Beamforming Through Reconfigurable Intelligent Surfaces in Single-User MIMO Systems: SNR Distribution and Scaling Laws in the Presence of Channel Fading and Phase Noise

Abstract

We consider a fading channel in which a multi-antenna transmitter communicates with a multi-antenna receiver through a reconfigurable intelligent surface (RIS) that is made of ${N}$ reconfigurable passive scatterers impaired by phase noise. The beamforming vector at the transmitter, the combining vector at the receiver, and the phase shifts of the ${N}$ scatterers are optimized in order to maximize the signal-to-noise-ratio (SNR) at the receiver.
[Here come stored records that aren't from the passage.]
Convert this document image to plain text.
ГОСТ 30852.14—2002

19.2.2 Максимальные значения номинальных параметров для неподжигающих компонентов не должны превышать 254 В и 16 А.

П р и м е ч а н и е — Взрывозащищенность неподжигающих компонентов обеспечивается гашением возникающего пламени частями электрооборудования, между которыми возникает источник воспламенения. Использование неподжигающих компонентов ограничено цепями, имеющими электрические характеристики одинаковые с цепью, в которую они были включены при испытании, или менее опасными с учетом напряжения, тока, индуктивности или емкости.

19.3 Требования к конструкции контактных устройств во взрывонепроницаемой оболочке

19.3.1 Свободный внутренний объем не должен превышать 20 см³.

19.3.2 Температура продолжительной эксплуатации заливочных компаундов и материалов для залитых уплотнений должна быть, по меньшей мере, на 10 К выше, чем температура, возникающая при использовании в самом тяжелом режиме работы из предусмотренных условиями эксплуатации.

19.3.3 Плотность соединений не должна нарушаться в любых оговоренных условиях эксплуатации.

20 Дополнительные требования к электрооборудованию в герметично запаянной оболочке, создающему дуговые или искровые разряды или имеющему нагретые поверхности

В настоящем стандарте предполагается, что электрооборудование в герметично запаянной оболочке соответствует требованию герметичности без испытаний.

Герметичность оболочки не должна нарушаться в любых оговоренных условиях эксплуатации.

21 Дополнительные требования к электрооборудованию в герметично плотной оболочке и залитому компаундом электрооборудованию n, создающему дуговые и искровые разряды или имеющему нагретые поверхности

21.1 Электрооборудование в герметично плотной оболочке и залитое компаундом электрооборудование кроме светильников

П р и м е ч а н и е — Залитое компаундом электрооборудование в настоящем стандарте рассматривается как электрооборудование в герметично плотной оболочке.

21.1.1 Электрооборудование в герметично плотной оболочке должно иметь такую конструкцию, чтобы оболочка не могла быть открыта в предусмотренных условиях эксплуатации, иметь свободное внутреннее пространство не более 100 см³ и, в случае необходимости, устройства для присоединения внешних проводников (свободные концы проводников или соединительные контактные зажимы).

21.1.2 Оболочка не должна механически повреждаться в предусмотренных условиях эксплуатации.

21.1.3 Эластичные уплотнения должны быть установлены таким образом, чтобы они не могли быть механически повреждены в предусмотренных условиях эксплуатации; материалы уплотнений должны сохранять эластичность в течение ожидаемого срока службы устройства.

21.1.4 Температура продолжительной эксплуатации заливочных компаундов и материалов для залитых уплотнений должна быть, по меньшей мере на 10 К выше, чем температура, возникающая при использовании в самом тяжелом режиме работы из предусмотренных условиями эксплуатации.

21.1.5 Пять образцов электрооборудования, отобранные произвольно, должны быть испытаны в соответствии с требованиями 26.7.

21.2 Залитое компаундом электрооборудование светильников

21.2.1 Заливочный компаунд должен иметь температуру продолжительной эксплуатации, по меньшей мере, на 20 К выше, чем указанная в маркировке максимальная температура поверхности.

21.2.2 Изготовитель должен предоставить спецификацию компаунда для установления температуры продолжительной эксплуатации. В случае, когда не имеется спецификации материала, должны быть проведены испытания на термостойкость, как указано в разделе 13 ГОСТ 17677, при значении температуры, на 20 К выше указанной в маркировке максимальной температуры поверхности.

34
By assuming Rayleigh fading (or line-of-sight propagation) on the transmitter-RIS link and Rayleigh fading on the RIS-receiver link, we prove that the SNR is a random variable that is equivalent in distribution to the product of three (or two) independent random variables whose distributions are approximated by two (or one) gamma random variables and the sum of two scaled non-central chi-square random variables. The proposed analytical framework allows us to quantify the robustness of RIS-aided transmission to fading channels. For example, we prove that the amount of fading experienced on the transmitter-RIS-receiver channel linearly decreases with ${N}~\gg ~1.$ This proves that RISs of large size can be effectively employed to make fading less severe and wireless channels more reliable.